Summary by Adrian Wilkins-Caruana
By now, you've probably heard of diffusion models. They’re those neural networks that transform an array of useless values, like random noise, into an array of meaningful data. Diffusion models are most famous for generating images and videos that — you guessed it — are arrays of useful data. You know what else are just arrays of useful data? Neural network parameters! So, can diffusion models be used to turn noise into useful network parameters? That’s the question that Wang et al. try to answer in their recent paper: Neural Network Diffusion.

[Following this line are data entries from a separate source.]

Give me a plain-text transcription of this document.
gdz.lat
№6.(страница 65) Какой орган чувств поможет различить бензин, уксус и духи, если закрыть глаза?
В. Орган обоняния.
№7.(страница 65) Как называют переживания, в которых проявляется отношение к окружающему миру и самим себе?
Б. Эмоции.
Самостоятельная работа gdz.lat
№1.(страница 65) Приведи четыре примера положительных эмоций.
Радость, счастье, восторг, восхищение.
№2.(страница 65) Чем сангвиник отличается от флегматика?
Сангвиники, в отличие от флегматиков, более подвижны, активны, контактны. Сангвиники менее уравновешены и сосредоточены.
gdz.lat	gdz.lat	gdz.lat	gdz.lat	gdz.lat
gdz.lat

How is it even possible to diffuse the parameters of a neural network (NN)? Architecturally, the setup is pretty much identical to how diffusion models generate images or video. The authors (Wang et al.) call their method p-diff (for “parameter diffusion”).The setup, shown in the figure below, involves a parameter autoencoder (upper left) and a latent diffusion model a.k.a. LDM (upper right). Once the autoencoder is trained (more on this later), its decoder can be used to generate network parameters from the diffused latent representations (lower half).

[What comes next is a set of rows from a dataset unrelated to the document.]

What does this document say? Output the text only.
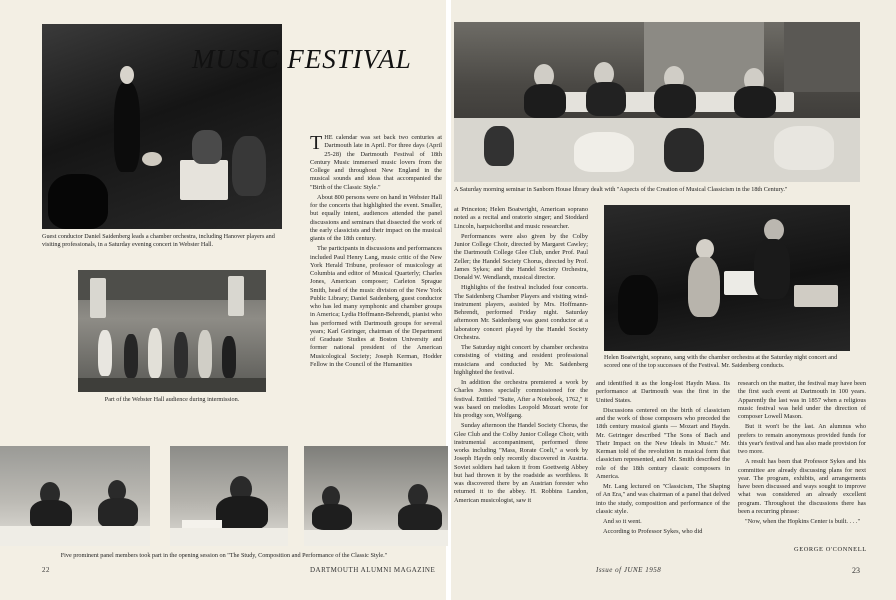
MUSIC FESTIVAL
Guest conductor Daniel Saidenberg leads a chamber orchestra, including Hanover players and visiting professionals, in a Saturday evening concert in Webster Hall.
Part of the Webster Hall audience during intermission.
Five prominent panel members took part in the opening session on "The Study, Composition and Performance of the Classic Style."

THE calendar was set back two centuries at Dartmouth late in April. For three days (April 25-28) the Dartmouth Festival of 18th Century Music immersed music lovers from the College and throughout New England in the musical sounds and ideas that accompanied the "Birth of the Classic Style."

About 800 persons were on hand in Webster Hall for the concerts that highlighted the event. Smaller, but equally intent, audiences attended the panel discussions and seminars that dissected the work of the early classicists and their impact on the musical giants of the 18th century.

The participants in discussions and performances included Paul Henry Lang, music critic of the New York Herald Tribune, professor of musicology at Columbia and editor of Musical Quarterly; Charles Jones, American composer; Carleton Sprague Smith, head of the music division of the New York Public Library; Daniel Saidenberg, guest conductor who has led many symphonic and chamber groups in America; Lydia Hoffmann-Behrendt, pianist who has performed with Dartmouth groups for several years; Karl Geiringer, chairman of the Department of Graduate Studies at Boston University and former national president of the American Musicological Society; Joseph Kerman, Hodder Fellow in the Council of the Humanities

22
A Saturday morning seminar in Sanborn House library dealt with "Aspects of the Creation of Musical Classicism in the 18th Century."
Helen Boatwright, soprano, sang with the chamber orchestra at the Saturday night concert and scored one of the top successes of the Festival. Mr. Saidenberg conducts.

at Princeton; Helen Boatwright, American soprano noted as a recital and oratorio singer; and Stoddard Lincoln, harpsichordist and music researcher.

Performances were also given by the Colby Junior College Choir, directed by Margaret Cawley; the Dartmouth College Glee Club, under Prof. Paul Zeller; the Handel Society Chorus, directed by Prof. James Sykes; and the Handel Society Orchestra, Donald W. Wendlandt, musical director.

Highlights of the festival included four concerts. The Saidenberg Chamber Players and visiting wind-instrument players, assisted by Mrs. Hoffmann-Behrendt, performed Friday night. Saturday afternoon Mr. Saidenberg was guest conductor at a laboratory concert played by the Handel Society Orchestra.

The Saturday night concert by chamber orchestra consisting of visiting and resident professional musicians and conducted by Mr. Saidenberg highlighted the festival.

In addition the orchestra premiered a work by Charles Jones specially commissioned for the festival. Entitled "Suite, After a Notebook, 1762," it was based on melodies Leopold Mozart wrote for his prodigy son, Wolfgang.

Sunday afternoon the Handel Society Chorus, the Glee Club and the Colby Junior College Choir, with instrumental accompaniment, performed three works including "Mass, Rorate Coeli," a work by Joseph Haydn only recently discovered in Austria. Soviet soldiers had taken it from Goettweig Abbey but had thrown it by the roadside as worthless. It was discovered there by an Austrian forester who returned it to the abbey. H. Robbins Landon, American musicologist, saw it

and identified it as the long-lost Haydn Mass. Its performance at Dartmouth was the first in the United States.

Discussions centered on the birth of classicism and the work of those composers who preceded the 18th century musical giants — Mozart and Haydn. Mr. Geiringer described "The Sons of Bach and Their Impact on the New Ideals in Music." Mr. Kerman told of the revolution in musical form that classicism represented, and Mr. Smith described the role of the 18th century classic composers in America.

Mr. Lang lectured on "Classicism, The Shaping of An Era," and was chairman of a panel that delved into the study, composition and performance of the classic style.

And so it went.

According to Professor Sykes, who did

research on the matter, the festival may have been the first such event at Dartmouth in 100 years. Apparently the last was in 1857 when a religious music festival was held under the direction of composer Lowell Mason.

But it won't be the last. An alumnus who prefers to remain anonymous provided funds for this year's festival and has also made provision for two more.

A result has been that Professor Sykes and his committee are already discussing plans for next year. The program, exhibits, and arrangements have been discussed and ways sought to improve what was considered an already excellent program. Throughout the discussions there has been a recurring phrase:

"Now, when the Hopkins Center is built. . . ."

GEORGE O'CONNELL
DARTMOUTH ALUMNI MAGAZINE	Issue of JUNE 1958	23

Instead of training on web-scale datasets of images and video, the researchers compiled their own datasets of neural network parameters. Each dataset consists of very minor variations to a subset of a single NN’s parameters. To acquire these parameter variations, the researchers trained a model from scratch, and then — in the last epoch of training — froze the non-subset weights and continued to train the subset of weights that the diffusion model will be able to generate. Checkpoints of the subset weights slowly changed during this final period of training, and these are what the researchers used to train the LDM and autoencoder.
Training then proceeded as normal: First, the autoencoder was trained to encode latent representations of the input parameters, and the decoder had to decode them to recreate the input parameters by minimizing the mean-squared reconstruction error. Then, the LDM was trained to remove noise from noisy latent representations of the input parameters from the dataset. This all means that this trained autoencoder and LDM can only diffuse parameters for a single model, not several different models.
You might be wondering, “Are the different variations of parameter subsets really diverse enough to train p-diff to generate distinct representations? Essentially, is p-diff just memorizing the input data?” One way to check would be to compare how well the model with diffused parameters performs on tests compared to regularly trained models. Unsurprisingly, models with diffused parameters perform better when there are more parameter variants in its training set. But, given enough training data, models with diffused parameters perform about on par with their regularly trained counterparts, not reliably better.
That doesn’t really answer our question though. Maybe p-diff has just learned to copy the parameters of the model that performs best in its training data. The authors wondered this too, so they devised a similarity metric to compare two different models. The method compares the agreement between the two models’ predictions: It’s 100% when they precisely agree on the classification for examples in a test dataset, and 0% when they disagree on every example (and in between for partial agreement).
The figure below compares original models with p-diff models. In the bar chart, the mean similarity among original models (yellow) is much higher than the mean similarity among p-diff models (orange); yet the similarity among pairs of original-to-p-diff models is a little bit higher than p-diff models alone (pink). This indicates that p-diff models are more distinct from each other than from original models, but not by much.
The upper scatter plot compares the accuracy of individual models from the bar chart (y-axis) with their similarity to a single baseline model (x-axis). Original models (blue) all achieve similar accuracy and are very similar to each other, while p-diff models perform differently, sometimes much better or worse. Finally, the lower scatter plot shows a t-SNE plot of the models’ parameters. Since the p-diff points and original points are in their own clusters, the takeaway is that there’s something distinct about each set of parameters (since t-SNE can distinguish between them), but it’s not entirely clear what, as t-SNE is a bit of a black-box.
In my opinion, I don’t see methods like p-diff being used for practical applications any time soon — NNs are already a black-box, and applying a subsequent NN that changes the original’s parameters in a non-obvious way seems a bit dubious. But, as a research exercise, p-diff is absolutely fascinating! I’ve always imagined a NN’s parameters and its inputs pairing as being very tightly yet delicately coupled to each other and, aside from further training, changes to some or all of the parameters would throw the whole NN out of whack. But with p-diff, that isn’t the case at all. I’d love to see future research delve deeper into what the differences are between p-diff models and vanilla ones — that would help me understand what p-diff learns from the parameter subsets in its training data.